SAINT LOUIS (July 27, 2023) – Perficient, Inc. (Nasdaq: PRFT) (“Perficient”), the leading global digital consultancy transforming the world’s largest enterprises and biggest brands, today announced that Chief Executive Officer (“CEO”) Jeff Davis plans to transition to Executive Chairman on October 1, 2023. Following a thoughtful succession planning process, President and COO Tom Hogan has been appointed as Perficient’s CEO and appointed to the Board, each effective as of October 1, 2023.

“Serving Perficient since 2001 has been a remarkable honor and privilege. During that time, we’ve grown from startup to global leader, created thousands of jobs, rewarded our stockholders and built a client roster comprised of the world’s leading enterprises and biggest brands,” said Davis. “Tom Hogan has delivered strong results and has been preparing for this role for several years. I’m excited he’ll lead Perficient into the future. Beyond Tom, most of our executive leaders have been in place for more than a decade, and I’m as confident as I’ve ever been in that team and Perficient’s market position and potential.”

David Lundeen, lead independent director of the Perficient board of directors, said, “On behalf of the Board, I want to thank Jeff for his extraordinary leadership and many years of service to Perficient. Jeff has led Perficient through strong, stable, and challenging market environments with a steady hand. His consistent focus, grit and determination has produced tremendous growth for everyone associated with Perficient. Like Jeff, we’re incredibly optimistic about where Perficient is headed in the years ahead. Tom is the ideal leader to power Perficient into a future of continued global growth and expansion, and the Board has absolute and complete confidence in him and the entire executive leadership team.”

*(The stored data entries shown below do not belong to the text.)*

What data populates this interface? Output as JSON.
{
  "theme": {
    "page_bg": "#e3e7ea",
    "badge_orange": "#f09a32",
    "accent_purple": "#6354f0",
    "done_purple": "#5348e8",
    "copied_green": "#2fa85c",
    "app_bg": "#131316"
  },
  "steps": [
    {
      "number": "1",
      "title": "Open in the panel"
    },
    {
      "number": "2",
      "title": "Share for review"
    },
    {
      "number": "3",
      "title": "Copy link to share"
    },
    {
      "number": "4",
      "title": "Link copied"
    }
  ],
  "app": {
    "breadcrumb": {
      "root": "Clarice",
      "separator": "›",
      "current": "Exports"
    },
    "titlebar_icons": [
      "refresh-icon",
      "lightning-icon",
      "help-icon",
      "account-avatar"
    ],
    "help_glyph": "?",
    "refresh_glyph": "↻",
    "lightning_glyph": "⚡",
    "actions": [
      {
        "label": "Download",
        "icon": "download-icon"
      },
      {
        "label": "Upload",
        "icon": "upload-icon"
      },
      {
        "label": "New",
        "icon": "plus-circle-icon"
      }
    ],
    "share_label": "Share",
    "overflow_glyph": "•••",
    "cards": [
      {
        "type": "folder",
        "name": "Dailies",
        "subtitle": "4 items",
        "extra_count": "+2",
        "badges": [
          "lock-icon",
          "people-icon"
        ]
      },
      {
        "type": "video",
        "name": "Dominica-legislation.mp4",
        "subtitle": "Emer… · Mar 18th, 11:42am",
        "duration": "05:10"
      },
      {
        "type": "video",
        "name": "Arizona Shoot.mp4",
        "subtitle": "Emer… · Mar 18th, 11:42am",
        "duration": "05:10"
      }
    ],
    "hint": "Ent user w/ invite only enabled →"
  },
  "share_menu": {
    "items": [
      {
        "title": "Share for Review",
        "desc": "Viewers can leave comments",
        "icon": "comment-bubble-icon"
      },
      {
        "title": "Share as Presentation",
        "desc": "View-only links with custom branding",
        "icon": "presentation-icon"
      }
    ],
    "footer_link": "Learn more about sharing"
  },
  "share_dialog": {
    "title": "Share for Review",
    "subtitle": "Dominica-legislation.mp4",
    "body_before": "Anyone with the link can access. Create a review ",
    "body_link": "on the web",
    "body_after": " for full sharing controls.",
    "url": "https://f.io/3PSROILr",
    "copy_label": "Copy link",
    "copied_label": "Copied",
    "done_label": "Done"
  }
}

“Since joining in 2008, I’ve believed in Perficient’s numerous opportunities to deliver impactful outcomes for our clients, amazing careers for our colleagues, and important differences for our communities and the world,” said CEO-elect Tom Hogan. “I’m grateful to Jeff for his many years of leadership and mentorship and to the Board for their ongoing support and guidance. I’m humbled to step into the role of CEO and lead our unique, aspirational and ambitious organization to and through many more years of global growth.”

About Perficient
Perficient is the leading global digital consultancy. We imagine, create, engineer, and run digital transformation solutions that help our clients exceed customers’ expectations, outpace competition, and grow their business. With unparalleled strategy, creative, and technology capabilities, we bring big thinking and innovative ideas, along with a practical approach to help the world’s largest enterprises and biggest brands succeed. Traded on the Nasdaq Global Select Market, Perficient is a member of the Russell 2000 index and the S&P SmallCap 600 index. For more information, visit www.perficient.com.

Safe Harbor Statement
Some of the statements contained in this news release that are not purely historical statements discuss future expectations or state other forward-looking information related to financial results and business outlook for 2023. Those statements are subject to known and unknown risks, uncertainties, and other factors that could cause the actual results to differ materially from those contemplated by the statements. The forward-looking information is based on management’s current intent, belief, expectations, estimates, and projections regarding our company and our industry. You should be aware that those statements only reflect our predictions. Actual events or results may differ substantially. Important factors that could cause our actual results to be materially different from the forward-looking statements include (but are not limited to) those disclosed under the heading “Risk Factors” in our most recently filed annual report on Form 10-K and other securities filings.